What we have audited
The financial statements, included within the annual report and accounts (the ‘Annual Report’), comprise: • the Consolidated balance sheet as at 31 December 2015; • the Consolidated income statement and Consolidated statement of comprehensive income for the year then ended; • the Consolidated cash flow statement for the year then ended; • the Consolidated statement of changes in equity for the year then ended; and • the notes to the financial statements, which include a summary of significant accounting policies and other explanatory information. Certain required disclosures have been presented elsewhere in the Annual Report, rather than in the notes to the financial statements. These are cross-referenced from the financial statements and are identified as audited. The financial reporting framework that has been applied in the preparation of the financial statements is applicable law and IFRSs as adopted by the European Union.

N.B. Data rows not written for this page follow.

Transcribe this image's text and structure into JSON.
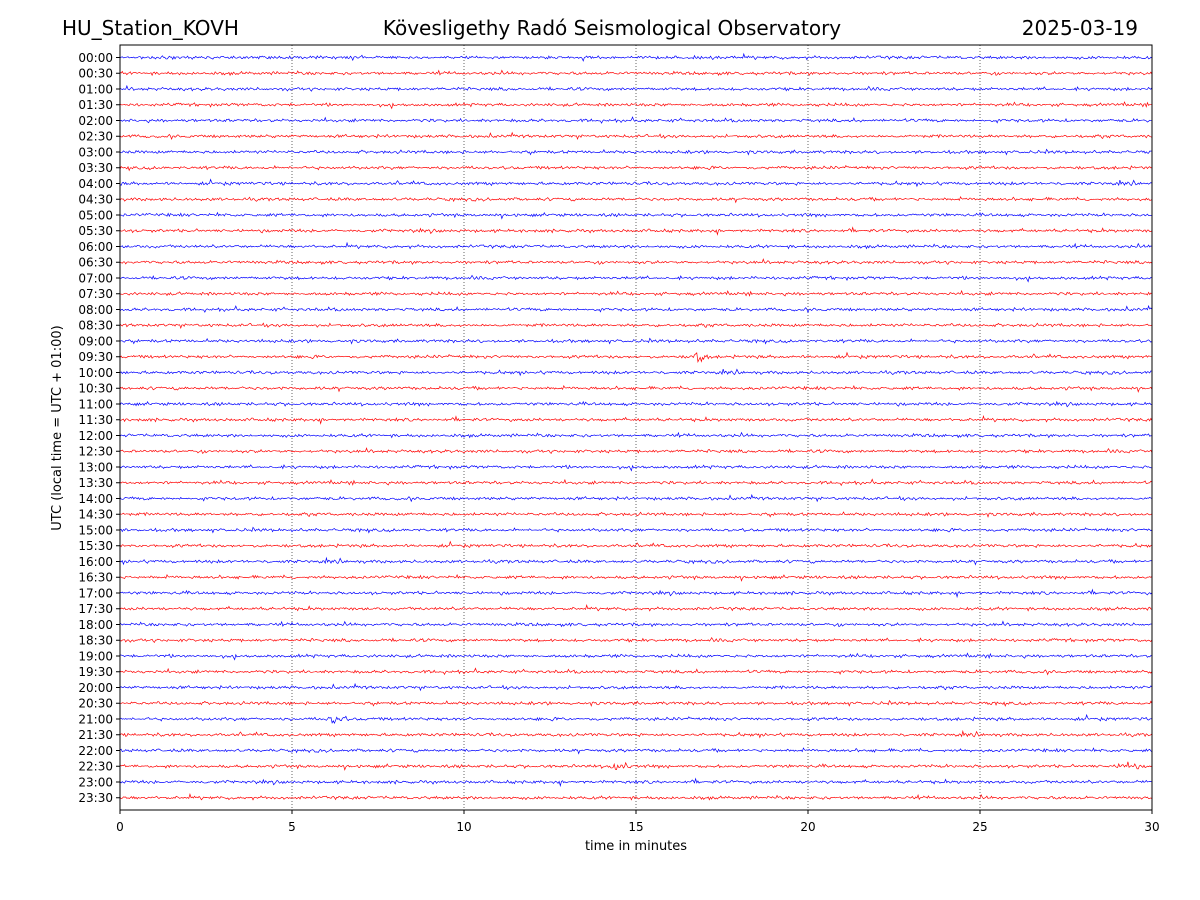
{
  "header": {
    "station": "HU_Station_KOVH",
    "observatory": "Kövesligethy Radó Seismological Observatory",
    "date": "2025-03-19"
  },
  "chart_data": {
    "type": "line",
    "title": "Kövesligethy Radó Seismological Observatory",
    "xlabel": "time in minutes",
    "ylabel": "UTC (local time = UTC + 01:00)",
    "xlim": [
      0,
      30
    ],
    "x_ticks": [
      "0",
      "5",
      "10",
      "15",
      "20",
      "25",
      "30"
    ],
    "grid_x": true,
    "row_labels": [
      "00:00",
      "00:30",
      "01:00",
      "01:30",
      "02:00",
      "02:30",
      "03:00",
      "03:30",
      "04:00",
      "04:30",
      "05:00",
      "05:30",
      "06:00",
      "06:30",
      "07:00",
      "07:30",
      "08:00",
      "08:30",
      "09:00",
      "09:30",
      "10:00",
      "10:30",
      "11:00",
      "11:30",
      "12:00",
      "12:30",
      "13:00",
      "13:30",
      "14:00",
      "14:30",
      "15:00",
      "15:30",
      "16:00",
      "16:30",
      "17:00",
      "17:30",
      "18:00",
      "18:30",
      "19:00",
      "19:30",
      "20:00",
      "20:30",
      "21:00",
      "21:30",
      "22:00",
      "22:30",
      "23:00",
      "23:30"
    ],
    "trace_colors": [
      "#0000ff",
      "#ff0000"
    ],
    "notable_events": [
      {
        "row": "09:30",
        "minute": 16.8
      },
      {
        "row": "21:00",
        "minute": 6.3
      },
      {
        "row": "22:30",
        "minute": 14.5
      },
      {
        "row": "22:30",
        "minute": 29.3
      }
    ]
  }
}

Our audit approach Context
As a result of the acquisition of Fokker Technologies Group B.V. (‘Fokker’) in late 2015 we have included an additional area of focus in relation to the opening balance sheet accounting. The remaining areas we considered were consistent with the 2014 audit.
• Overall Group materiality: £18 million (2014: £22 million) represents 5% of profit before tax, adjusted for the change in fair value of derivative and other financial instruments.
Area of focus
• Following our assessment of the risks of material misstatement of the Group financial statements we performed audits of the complete financial information of 54 reporting units (2014: 56 reporting units), and specific audit procedures in a further 32 reporting units (2014: 24 reporting units) and at one large joint venture in China. • In addition, the Company and certain centralised functions, including those covering post-employment obligations, derivative financial instruments, UK and corporate taxation, goodwill and intangible asset impairment assessments were audited. • The components on which audits of the complete financial information and centralised work was performed accounted for 70% of Group revenue. • As part of our supervision process, the Group engagement team visited all significant components and a number of other component auditors in multiple locations in the Netherlands and the USA, as well as being responsible for all in scope UK reporting locations. Our assessment of the risk of material misstatement also informed our views on the areas of particular focus for our work which are listed below: • Assessment of the carrying value of the intangible and tangible assets relating to the A350 programme at Western Approach. • Risk of fraud in revenue recognition. • Assessment of the carrying value of goodwill and other relevant assets. • Assessment of the accounting position adopted on complex contractual obligations. • Assessment of the accounting position adopted on the opening balance sheet accounting for the Fokker acquisition.
The scope of our audit and our areas of focus
We conducted our audit in accordance with International Standards on Auditing (UK and Ireland) (‘ISAs (UK & Ireland)’).